Flores, who helped create the Commission on Disability Access, said he planned to make the president’s office more accessible.
“I want to represent a diverse group of students,” he said. “I want to expand working on projects dealing with gender studies and the disability programs.”
The discussion then turned to the relevance of candidate debates, given the low attendance.
“Not many people are interested enough. We need to show them what we do,” Schanes-Gallagher said. “There are so many things Associated Students are doing, and I just want students to know our issues and differences.”
The candidates also fielded questions about their personal heroes.
“My hero would by my mom,” Pastis said. “I was raised in a single-parent home, and I’ve moved around a lot. My mom has been there for me throughout all those times.”
Markovits, who has campaigned on solving housing problems in Isla Vista, said he would work to lower housing costs.
“Down the line, only a rich group of students can come here due to high prices for housing,” he said. “Housing is very important for the student’s education, and each student should be able to afford it.”

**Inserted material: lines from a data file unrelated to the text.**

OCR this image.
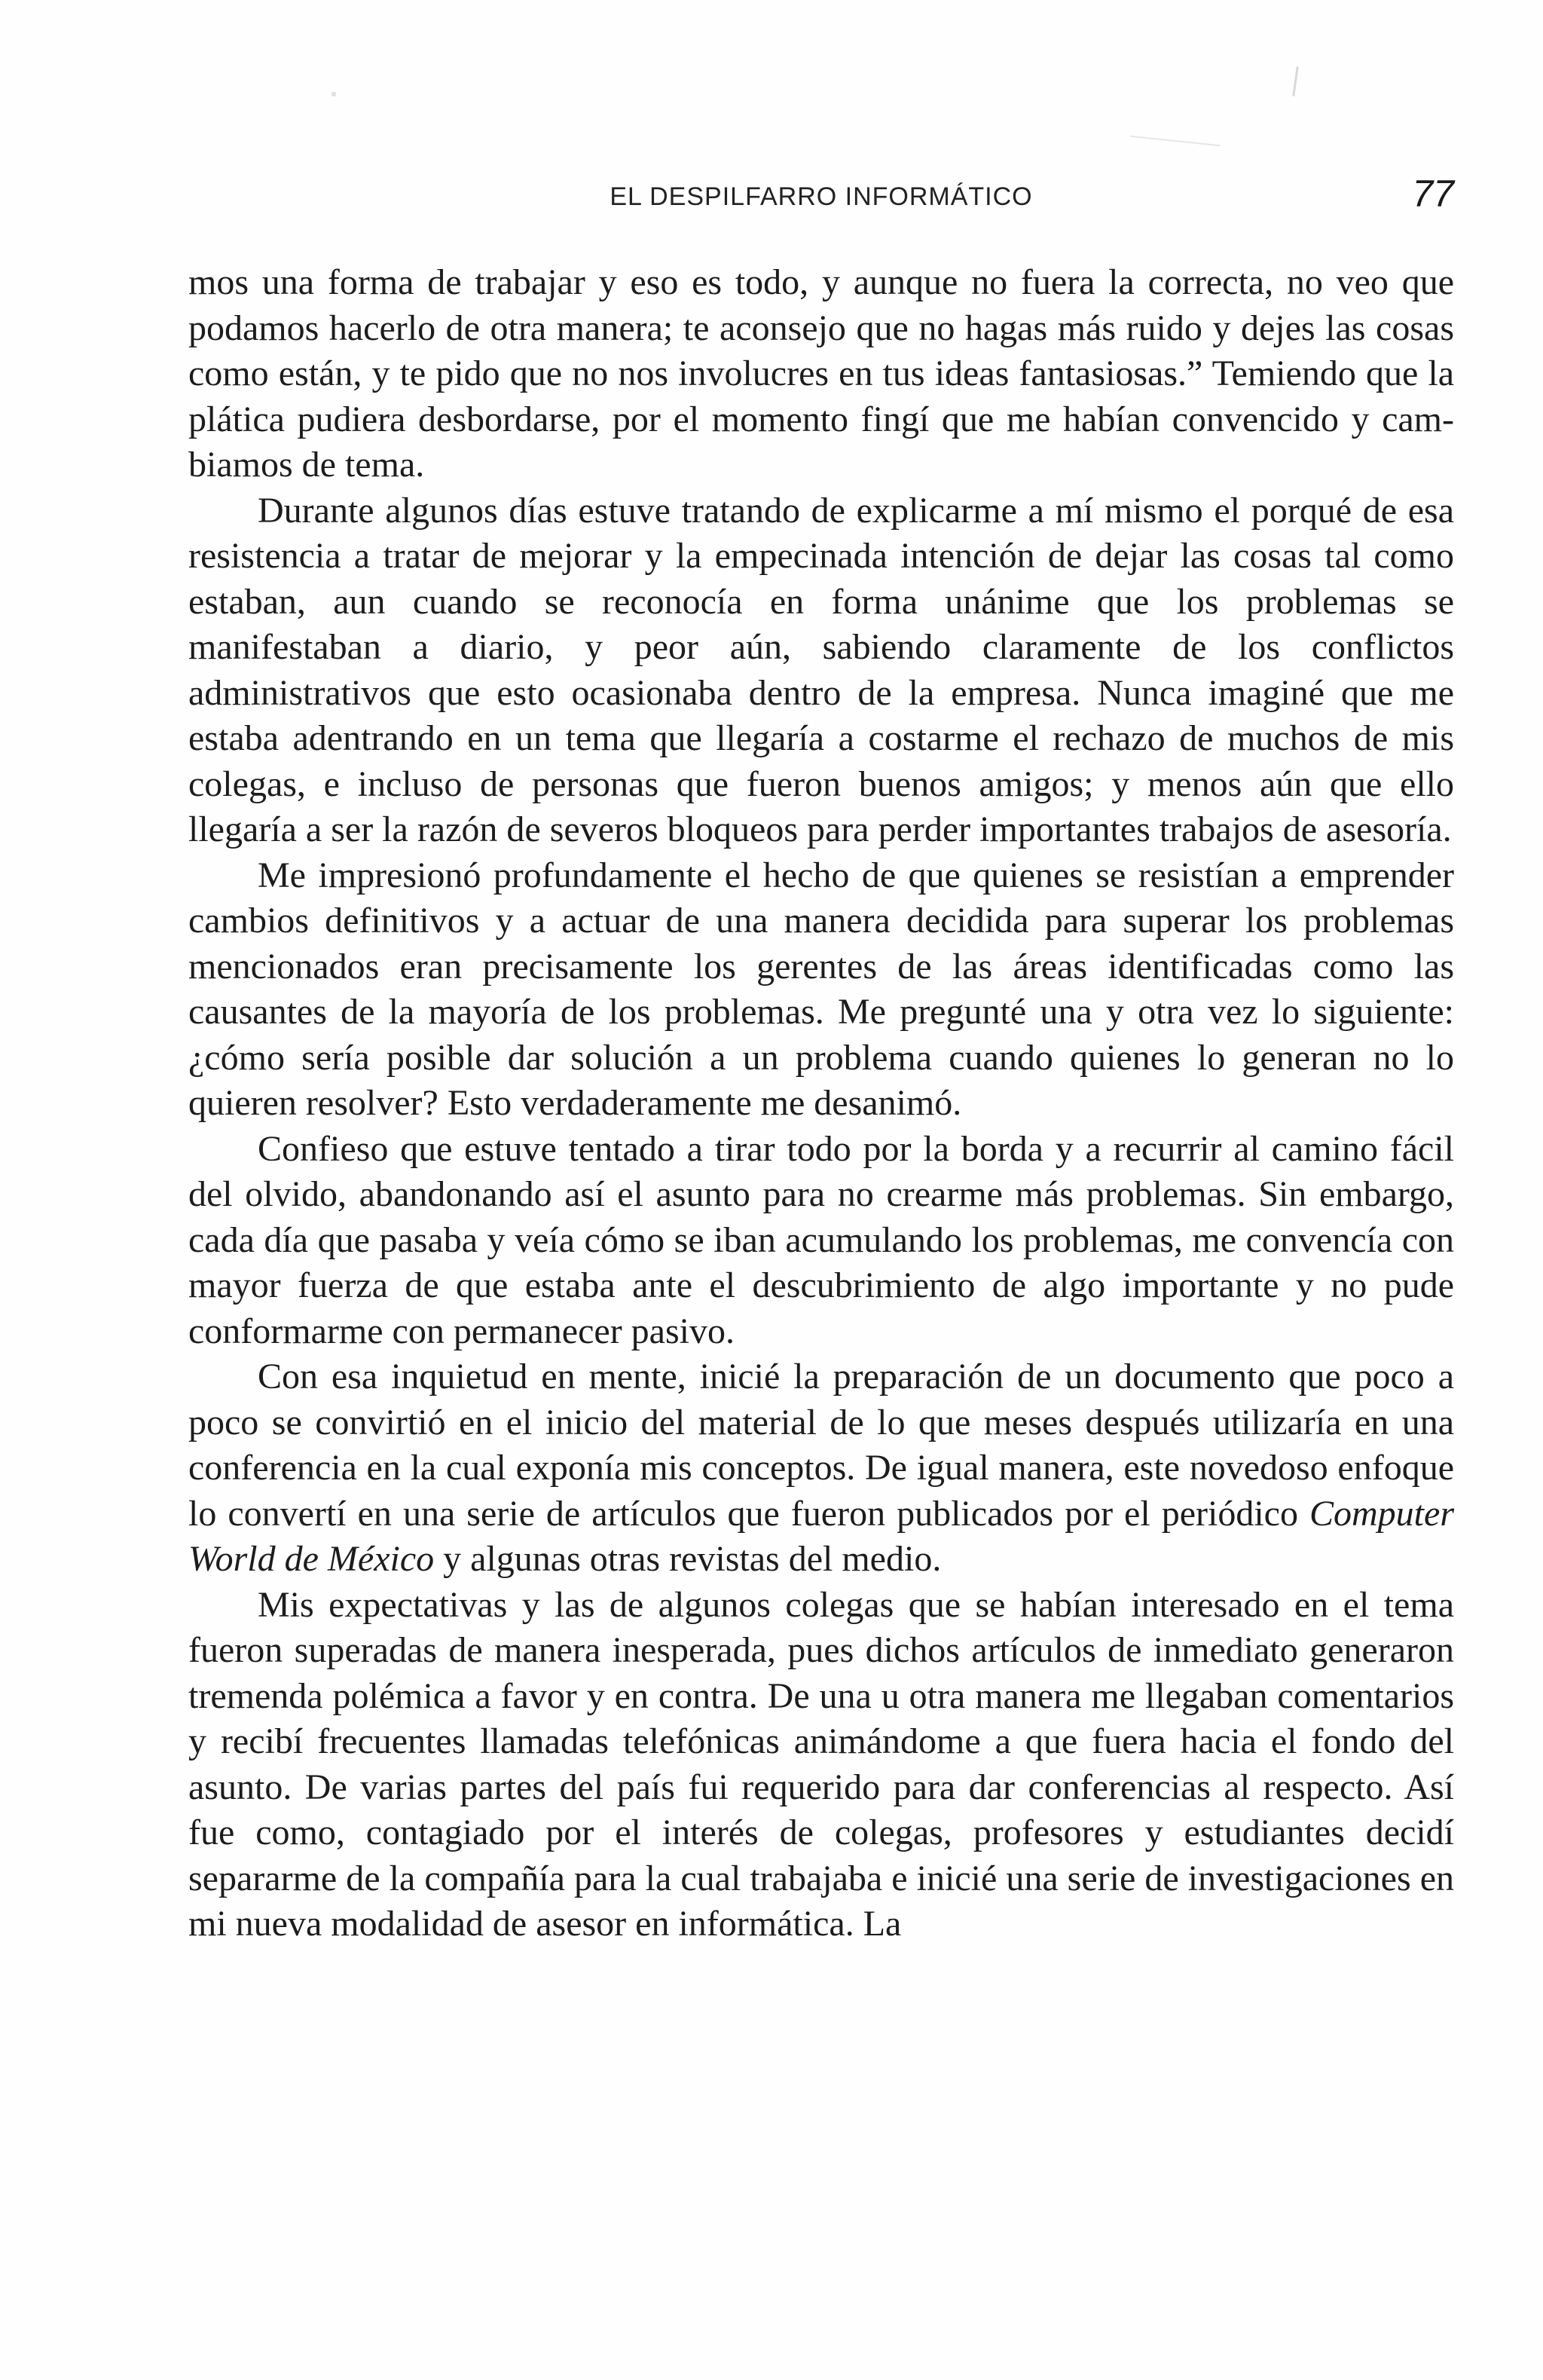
EL DESPILFARRO INFORMÁTICO	77

mos una forma de trabajar y eso es todo, y aunque no fuera la correcta, no veo que podamos hacerlo de otra manera; te aconsejo que no hagas más ruido y dejes las cosas como están, y te pido que no nos involucres en tus ideas fantasiosas.” Temiendo que la plática pudiera desbordarse, por el momento fingí que me habían convencido y cambiamos de tema.

Durante algunos días estuve tratando de explicarme a mí mismo el porqué de esa resistencia a tratar de mejorar y la empecinada intención de dejar las cosas tal como estaban, aun cuando se reconocía en forma unánime que los problemas se manifestaban a diario, y peor aún, sabiendo claramente de los conflictos administrativos que esto ocasionaba dentro de la empresa. Nunca imaginé que me estaba adentrando en un tema que llegaría a costarme el rechazo de muchos de mis colegas, e incluso de personas que fueron buenos amigos; y menos aún que ello llegaría a ser la razón de severos bloqueos para perder importantes trabajos de asesoría.

Me impresionó profundamente el hecho de que quienes se resistían a emprender cambios definitivos y a actuar de una manera decidida para superar los problemas mencionados eran precisamente los gerentes de las áreas identificadas como las causantes de la mayoría de los problemas. Me pregunté una y otra vez lo siguiente: ¿cómo sería posible dar solución a un problema cuando quienes lo generan no lo quieren resolver? Esto verdaderamente me desanimó.

Confieso que estuve tentado a tirar todo por la borda y a recurrir al camino fácil del olvido, abandonando así el asunto para no crearme más problemas. Sin embargo, cada día que pasaba y veía cómo se iban acumulando los problemas, me convencía con mayor fuerza de que estaba ante el descubrimiento de algo importante y no pude conformarme con permanecer pasivo.

Con esa inquietud en mente, inicié la preparación de un documento que poco a poco se convirtió en el inicio del material de lo que meses después utilizaría en una conferencia en la cual exponía mis conceptos. De igual manera, este novedoso enfoque lo convertí en una serie de artículos que fueron publicados por el periódico Computer World de México y algunas otras revistas del medio.

Mis expectativas y las de algunos colegas que se habían interesado en el tema fueron superadas de manera inesperada, pues dichos artículos de inmediato generaron tremenda polémica a favor y en contra. De una u otra manera me llegaban comentarios y recibí frecuentes llamadas telefónicas animándome a que fuera hacia el fondo del asunto. De varias partes del país fui requerido para dar conferencias al respecto. Así fue como, contagiado por el interés de colegas, profesores y estudiantes decidí separarme de la compañía para la cual trabajaba e inicié una serie de investigaciones en mi nueva modalidad de asesor en informática. La
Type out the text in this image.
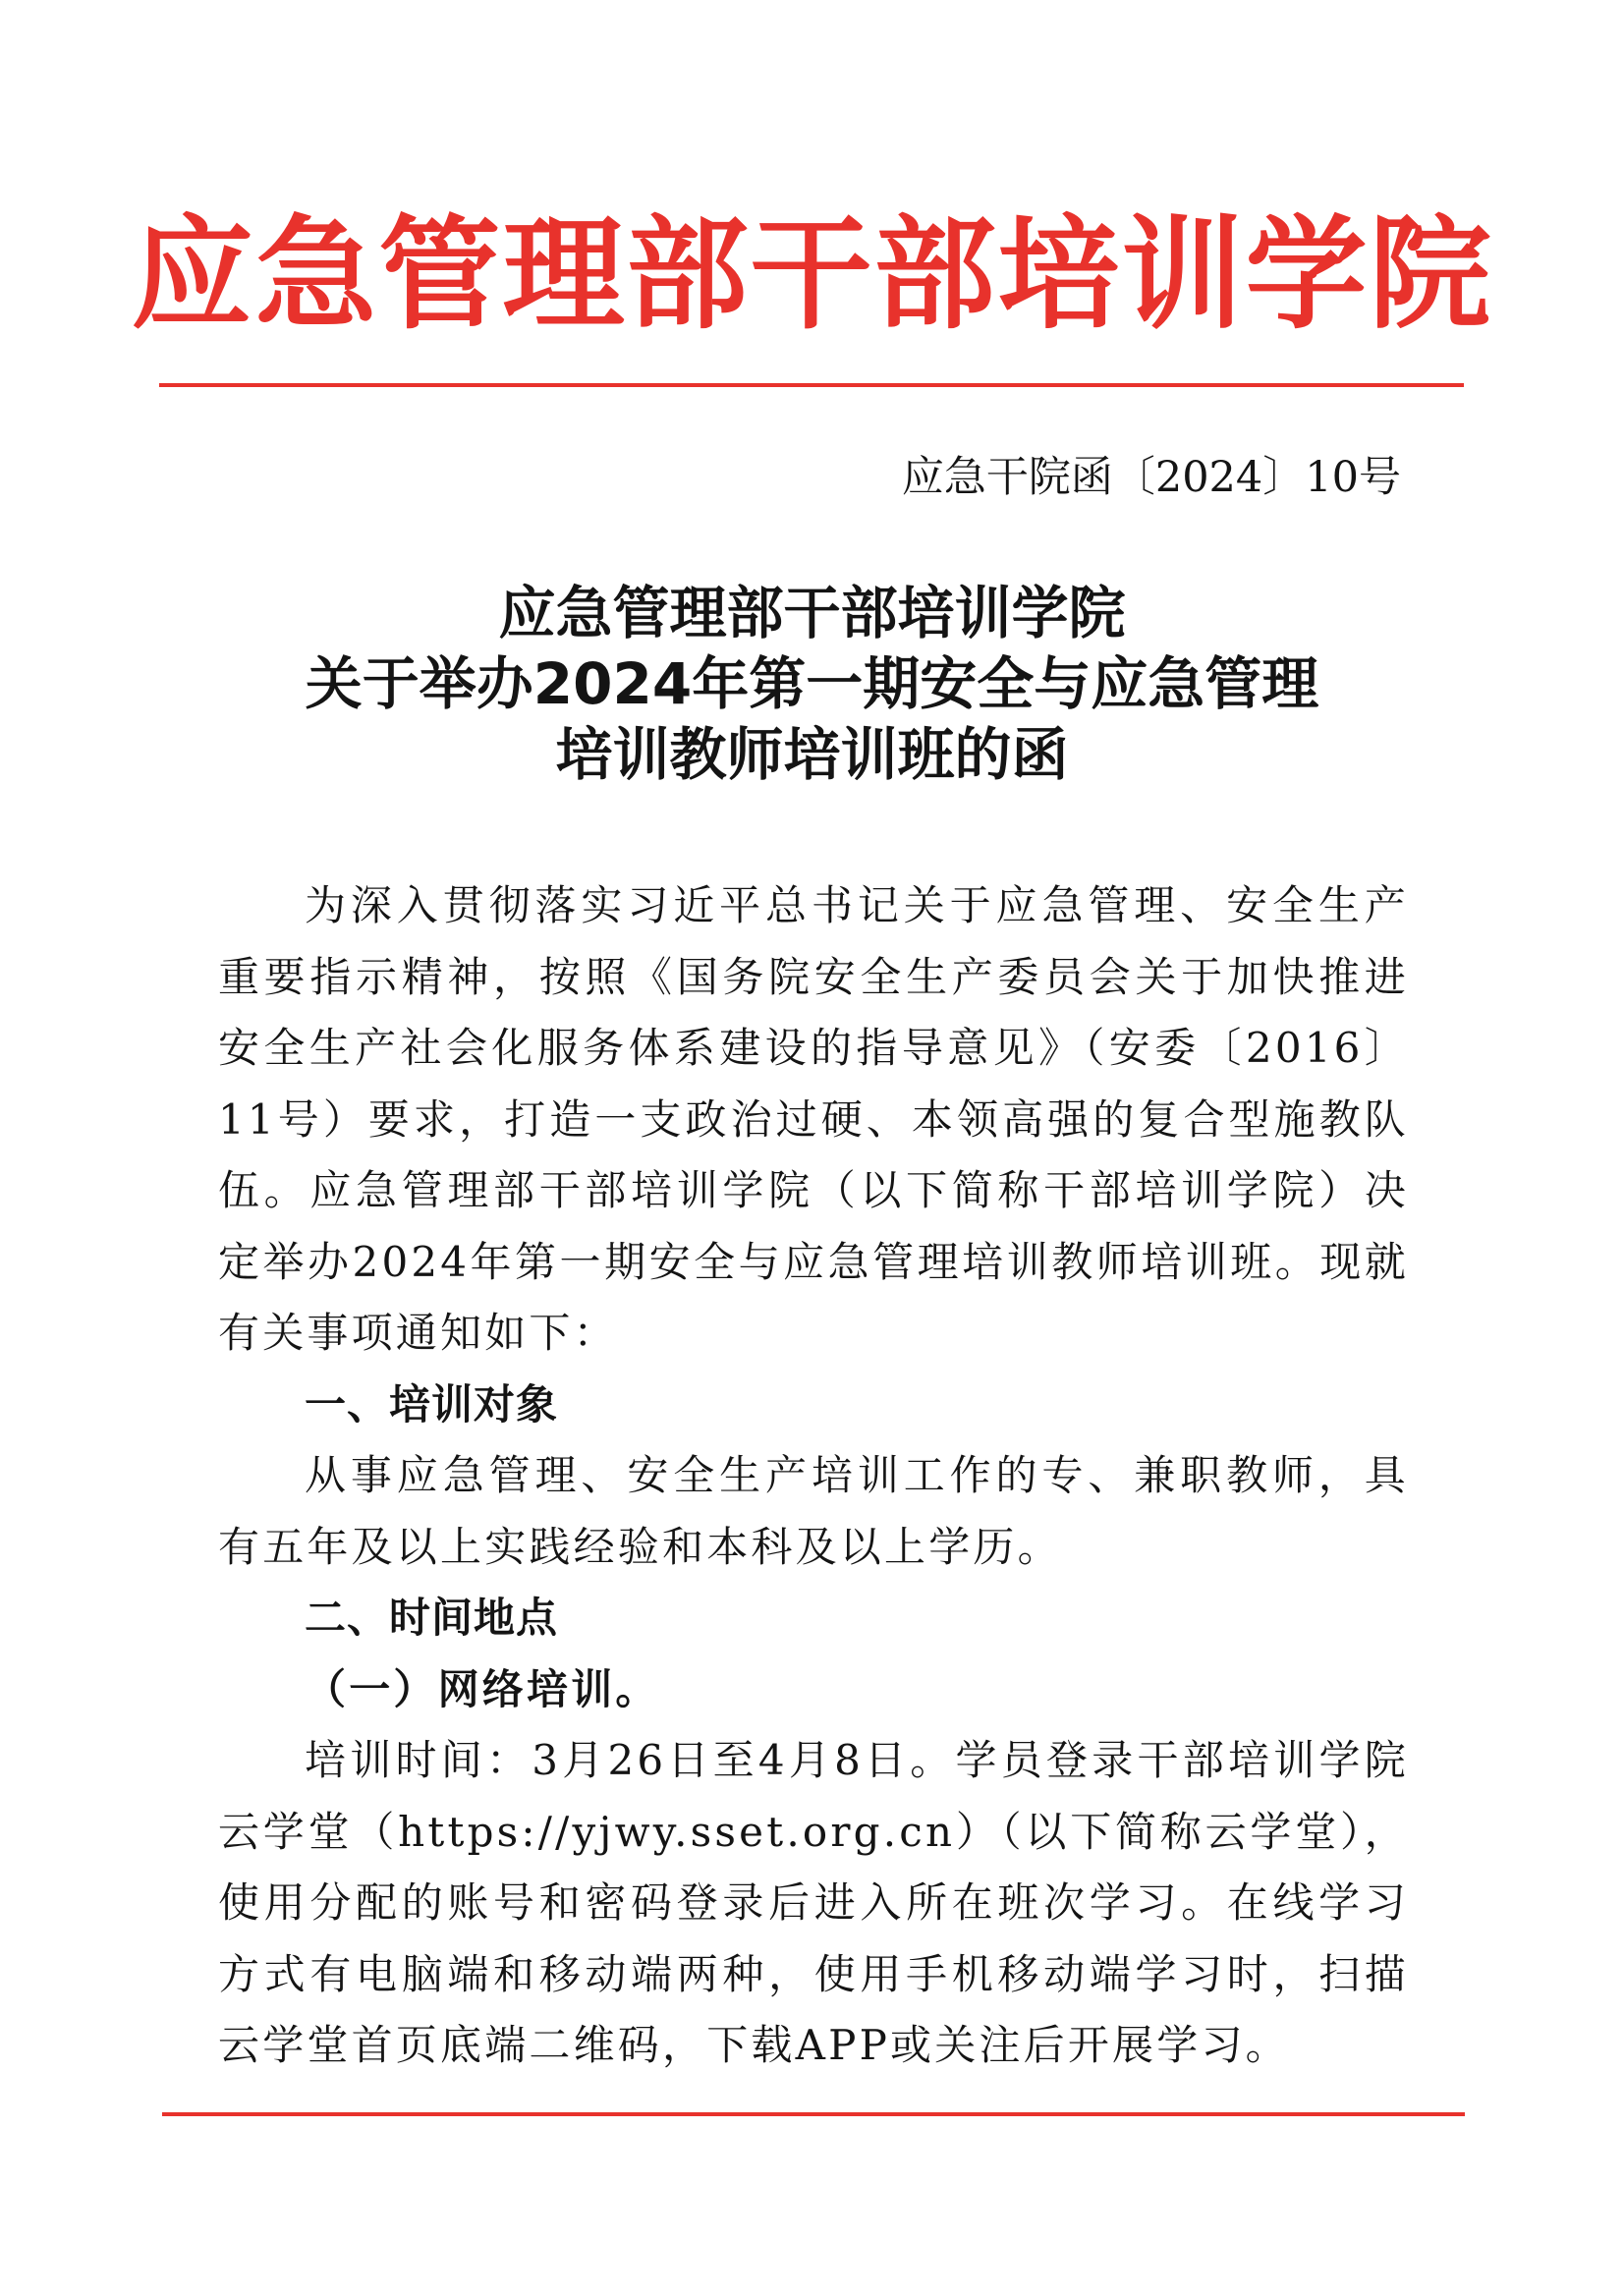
应急管理部干部培训学院
应急干院函〔2024〕10号
应急管理部干部培训学院
关于举办2024年第一期安全与应急管理
培训教师培训班的函

为深入贯彻落实习近平总书记关于应急管理、安全生产重要指示精神，按照《国务院安全生产委员会关于加快推进安全生产社会化服务体系建设的指导意见》（安委〔2016〕11号）要求，打造一支政治过硬、本领高强的复合型施教队伍。应急管理部干部培训学院（以下简称干部培训学院）决定举办2024年第一期安全与应急管理培训教师培训班。现就有关事项通知如下：

一、培训对象

从事应急管理、安全生产培训工作的专、兼职教师，具有五年及以上实践经验和本科及以上学历。

二、时间地点

（一）网络培训。

培训时间：3月26日至4月8日。学员登录干部培训学院云学堂（https://yjwy.sset.org.cn）（以下简称云学堂），使用分配的账号和密码登录后进入所在班次学习。在线学习方式有电脑端和移动端两种，使用手机移动端学习时，扫描云学堂首页底端二维码，下载APP或关注后开展学习。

Hampton agreed that I.V. could use work.
“We need to be more selective and force the landlords to make it a nicer place for students to live,” he said. “As of now, it’s pretty ghetto.”
Schanes-Gallagher said housing problems extend beyond Santa Barbara.
“All public universities are struggling with housing and overpopulation,” Gallagher said. “I want to sit down with Chancellor [Henry] Yang and talk about these issues.”
With the high population density comes environmental problems, which are another of Markovits’ campaign issues. Markovits announced his support of a general education requirement for an environmental studies class.
Flores also took up the environmental argument. He said students should be able to enjoy the beaches, but often cannot because of environmental problems.
“We need to take responsibility of our money in order to be environmentally friendly,” he said.
The debate was cut short by the fire drill, leaving several questions unanswered.
The Spring Election will be on April 24 and 25.